Thirty minutes later, Hermione pulled the suction tool out of Abraxas' mouth and pulled her mask off.

"You're all set," she told him. Abraxas jumped up from the reclined chair and jetted to the mirror in front of the sink. Quickly examining his front tooth up close, Abraxas turned around and beamed at her.

"It's perfect! Thanks, doc! You are such a life saver!"

"Don't go thanking me just yet – I could only place a composite filling for now on such short notice. You can chew on it, but don't go munching away on anything hard, like candy, because it may become loose and fall out."

Abraxas frowned at this.

"We can, however, schedule an appointment for you in a week to get a permanent crown in place. And while you're here, we can also see about filling in some of those cavities and eventually perform a root canal on that one molar of yours in the back."

"Sounds all well and good, lassie," he smirked at her, "You know, I've been told in the past that I've got quite the panty-dropping smile.
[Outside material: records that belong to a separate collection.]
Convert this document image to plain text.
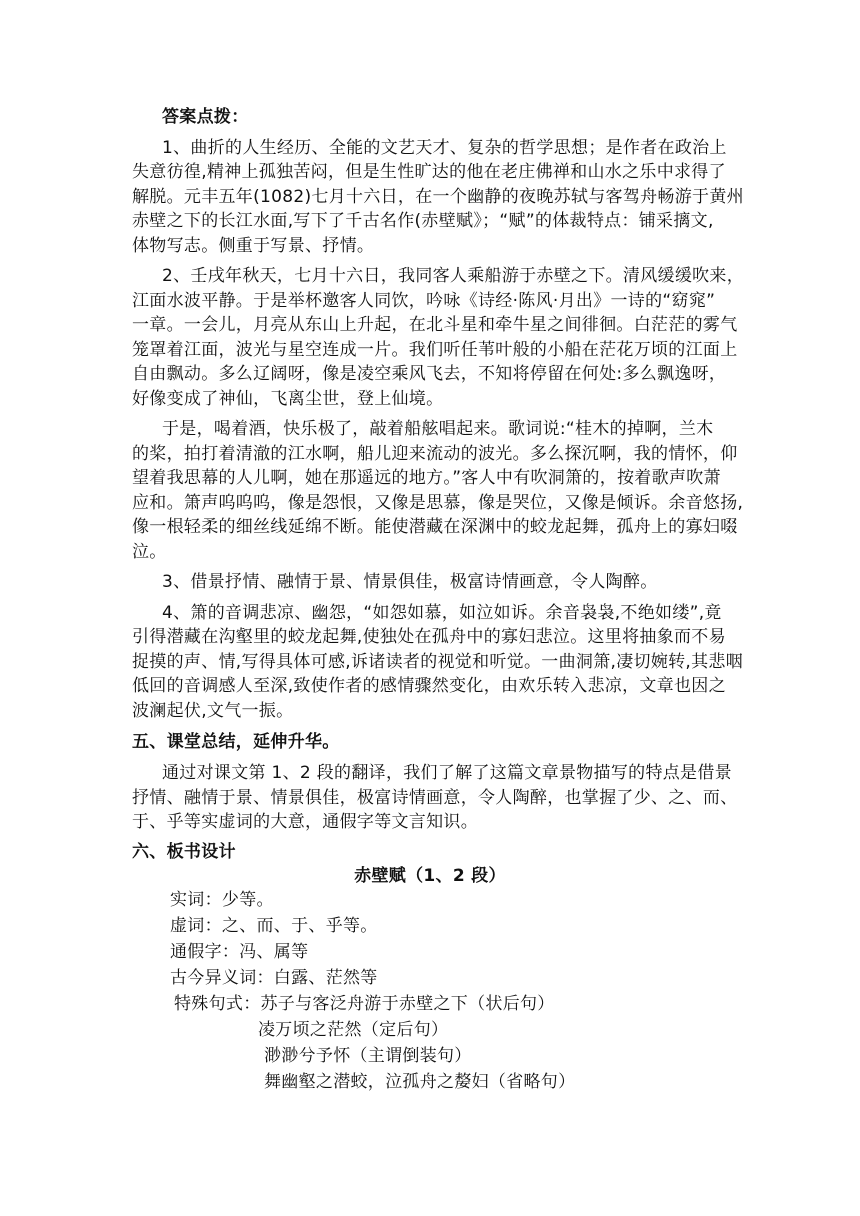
答案点拨：
1、曲折的人生经历、全能的文艺天才、复杂的哲学思想；是作者在政治上
失意彷徨,精神上孤独苦闷，但是生性旷达的他在老庄佛禅和山水之乐中求得了
解脱。元丰五年(1082)七月十六日，在一个幽静的夜晚苏轼与客驾舟畅游于黄州
赤壁之下的长江水面,写下了千古名作(赤壁赋》；“赋”的体裁特点：铺采摛文,
体物写志。侧重于写景、抒情。
2、壬戌年秋天，七月十六日，我同客人乘船游于赤壁之下。清风缓缓吹来，
江面水波平静。于是举杯邀客人同饮，吟咏《诗经·陈风·月出》一诗的“窈窕”
一章。一会儿，月亮从东山上升起，在北斗星和牵牛星之间徘徊。白茫茫的雾气
笼罩着江面，波光与星空连成一片。我们听任苇叶般的小船在茫花万顷的江面上
自由飘动。多么辽阔呀，像是凌空乘风飞去，不知将停留在何处:多么飘逸呀，
好像变成了神仙，飞离尘世，登上仙境。
于是，喝着酒，快乐极了，敲着船舷唱起来。歌词说:“桂木的掉啊，兰木
的桨，拍打着清澈的江水啊，船儿迎来流动的波光。多么探沉啊，我的情怀，仰
望着我思幕的人儿啊，她在那遥远的地方。”客人中有吹洞箫的，按着歌声吹萧
应和。箫声呜呜呜，像是怨恨，又像是思慕，像是哭位，又像是倾诉。余音悠扬,
像一根轻柔的细丝线延绵不断。能使潜藏在深渊中的蛟龙起舞，孤舟上的寡妇啜
泣。
3、借景抒情、融情于景、情景俱佳，极富诗情画意，令人陶醉。
4、箫的音调悲凉、幽怨，“如怨如慕，如泣如诉。余音袅袅,不绝如缕”,竟
引得潜藏在沟壑里的蛟龙起舞,使独处在孤舟中的寡妇悲泣。这里将抽象而不易
捉摸的声、情,写得具体可感,诉诸读者的视觉和听觉。一曲洞箫,凄切婉转,其悲咽
低回的音调感人至深,致使作者的感情骤然变化，由欢乐转入悲凉，文章也因之
波澜起伏,文气一振。
五、课堂总结，延伸升华。
通过对课文第 1、2 段的翻译，我们了解了这篇文章景物描写的特点是借景
抒情、融情于景、情景俱佳，极富诗情画意，令人陶醉，也掌握了少、之、而、
于、乎等实虚词的大意，通假字等文言知识。
六、板书设计
赤壁赋（1、2 段）
实词：少等。
虚词：之、而、于、乎等。
通假字：冯、属等
古今异义词：白露、茫然等
特殊句式：苏子与客泛舟游于赤壁之下（状后句）
凌万顷之茫然（定后句）
渺渺兮予怀（主谓倒装句）
舞幽壑之潜蛟，泣孤舟之嫠妇（省略句）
"Please, Mr. Malfoy, refrain from being crude and must you insist on calling me these endearments? We are in a professional setting and must act like it."

"Sure, sure, lo-Dr. Granger," he quickly corrected, seeing the stern look on her face. Hermione escorted him out of the examination room and to the front desk, where Cho took down his personal information and insurance information. Hermione retrieved her bag from behind the desk and bid Cho a good night before exiting the building and heading towards her car.

"Hey doc! Wait up!" she heard the English accent from across the lot. She turned to face the crazy man.

"Once again, I really appreciate you taking me in."

"It's no problem, Mr. Malfoy. Just doing my job."

"Please, call me Abraxas, luv," he grinned, dimples denting in his cheeks, "And allow me to repay you in more ways than just my insurance number. I really am a hairstylist and–"

"Mr. Malfoy, if this has anything to do with the state of my hair, then you should stop while you are ahead."

"Don't be that way, lass! I could do wonders for you! Here, take my card. When you decide you want to finally tame that mane of yours, just pop on over. No appointment need. I usually work most days so feel obliged to swing on by," he offered, winking at her as he slid a business card into her hand.

Hermione sighed and accepted the card.

The blonde man offered her another one of his large toothy grins before cursing, "Shite! I'm late for my date! So long, doc!"

And with that, the oddball disappeared around the corner of the building and Hermione got into her car, braving herself for a long night ahead of fake smiles and restrained hatred for a certain redhead and his idiot bride.